Parents report great satisfaction with the center. “We are very excited about the new childcare center at Colby,” said Elizabeth McGrath, associate professor of astronomy and physics and mother of a toddler. “Having met the staff and seeing them interact with our little one, I could not be more confident that they will provide a caring, nurturing, and educational environment during this important developmental time for our child.” She added that not only will it be incredibly convenient, but it has put her mind at ease knowing that the teachers and staff, who are all fully vaccinated, will be taking Covid-19 precautions seriously in order to help protect all the children there.
An Old House With A New Job
While Colby students will not work at the center as staff, they will have opportunities to work there as student scholars, particularly in the areas of educational practicums and psychology, for example.
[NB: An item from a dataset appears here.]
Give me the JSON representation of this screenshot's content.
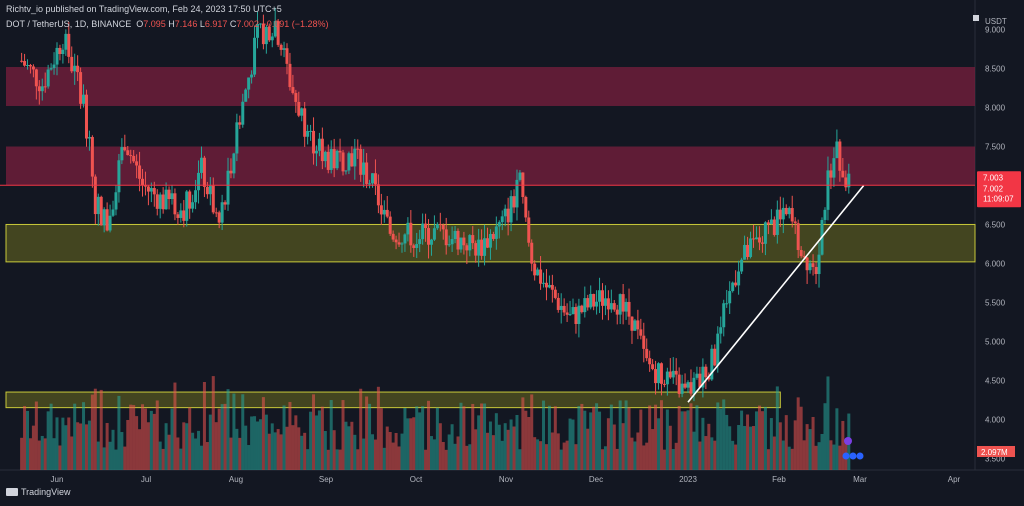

The Millett House, a classic New England house at the southern edge of campus, has been entirely refurbished. The bright and colorful center includes three classrooms/play spaces, including two in the adjoining “barn;” onsite dining services providing nutritious meals; space for nursing mothers; administrative offices; two outdoor playgrounds; and an improved parking area for staff and for parents’ drop-off and pick-up. Upgrades to the house’s electric, plumbing, heating, and other systems also took place.
The College acquired the Millett House in 1965 with funds from a gift made by the Class of 1940 at its 25th reunion. On June 4, 1966, the house was dedicated to Ellsworth “Bill” Millett, Class of 1925, who retired in 1966 following nearly four decades of service to the College. Millett first worked as a hockey coach and is credited with making hockey a major sport at Colby; later, he became alumni secretary. He was beloved by generations of students who kept in touch with him for years following their graduation.
The proximity of the Millett House to campus will be a boon for working parents. Happy Days at Colby will work in tandem with the College’s schedule and provide extended hours such as during major events and faculty meetings. “Having that flexibility and that relationship to make sure that we’ve got childcare to really meet the specific needs of the College is key,” said Brian Clark, vice president for planning.
In addition to helping families juggle the challenges of childcare, the center will help the College recruit and retain the most talented faculty and staff, Clark said.
“We’re very excited to start offering these services in this location,” he said. “It’s a great new part of the College, and the center represents our values, which are rooted in community.”